さて、子どもの母親は、この日までに地蔵さんに奉納するよだれ掛けを作らなくてはいけません。 よだれかけの大きさは決まってはおらず、私はいつも適当に縫っています。 よだれかけには、必ず、中央に「奉納」と書き、左端には子どもの名前と数えで何歳かを書いておきます。 また新しく子どもが生まれた家では提灯屋さんに頼んで子どもの提灯を作ってもらいます。この提灯、毎年、誰のがあって誰のがないともめるので、今年は全部竿でつるしました。

地蔵盆の内容ですが、子どもの部は、数珠回しをしてからカラオケ大会。 なかなか、マイクを持って積極的に歌う子どもがいないので、毎年子どもたちを歌わせるのに苦労します。「歌うとお菓子がもらえるよ」ぐらいでは最近の子は歌を歌わない。
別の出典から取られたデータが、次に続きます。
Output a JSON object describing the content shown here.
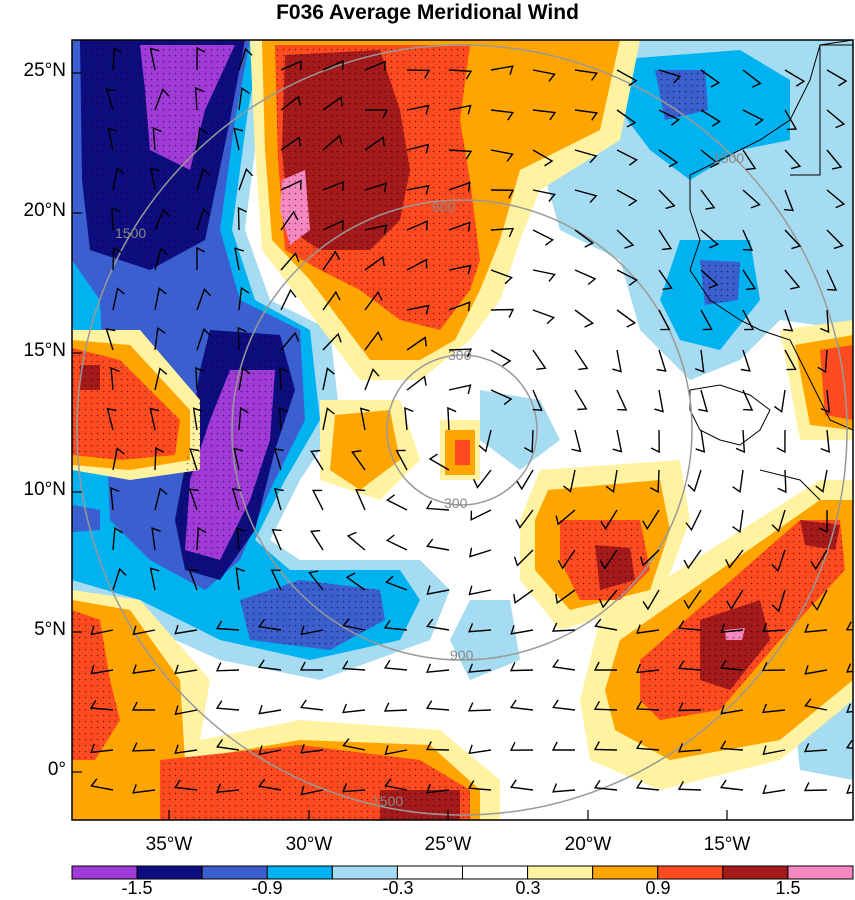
{
  "title": "F036 Average Meridional Wind",
  "lat_labels": [
    "25°N",
    "20°N",
    "15°N",
    "10°N",
    "5°N",
    "0°"
  ],
  "lon_labels": [
    "35°W",
    "30°W",
    "25°W",
    "20°W",
    "15°W"
  ],
  "colorbar": {
    "colors": [
      "#a03ad8",
      "#0d0d7f",
      "#3b5fcf",
      "#00b3f0",
      "#a6dcf2",
      "#ffffff",
      "#ffffff",
      "#fff2a0",
      "#ffa500",
      "#ff4b1f",
      "#a51a1a",
      "#f588c0"
    ],
    "labels": [
      "-1.5",
      "-0.9",
      "-0.3",
      "0.3",
      "0.9",
      "1.5"
    ]
  },
  "range_ring_labels": [
    "300",
    "900",
    "1500"
  ],
  "map_features": {
    "projection": "lat-lon",
    "stippling": "significance dots",
    "wind_barbs": true
  }
}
困ったもんです。 夜はおばあちゃんたちの時間。 夜の部もやっぱりカラオケ大会らしいのですが、のぞいて見たことないので、ちょっとわかりません。

地蔵盆も音がうるさいとか、面倒だからと世話をしてくれる人がいないなどの理由でしないというところが京都でも増えてきました。 確かに景品の袋詰作業などの準備は大変でしたが、(更に役にあたった祖父、祖母は景品に使う花火の買い出し、お菓子の買い出しその他の雑用、準備等の為に、せっかくのお盆休みも潰れてしまいました)6年に一度の事だし、面倒なことかなあと思うのですが、残念なことです。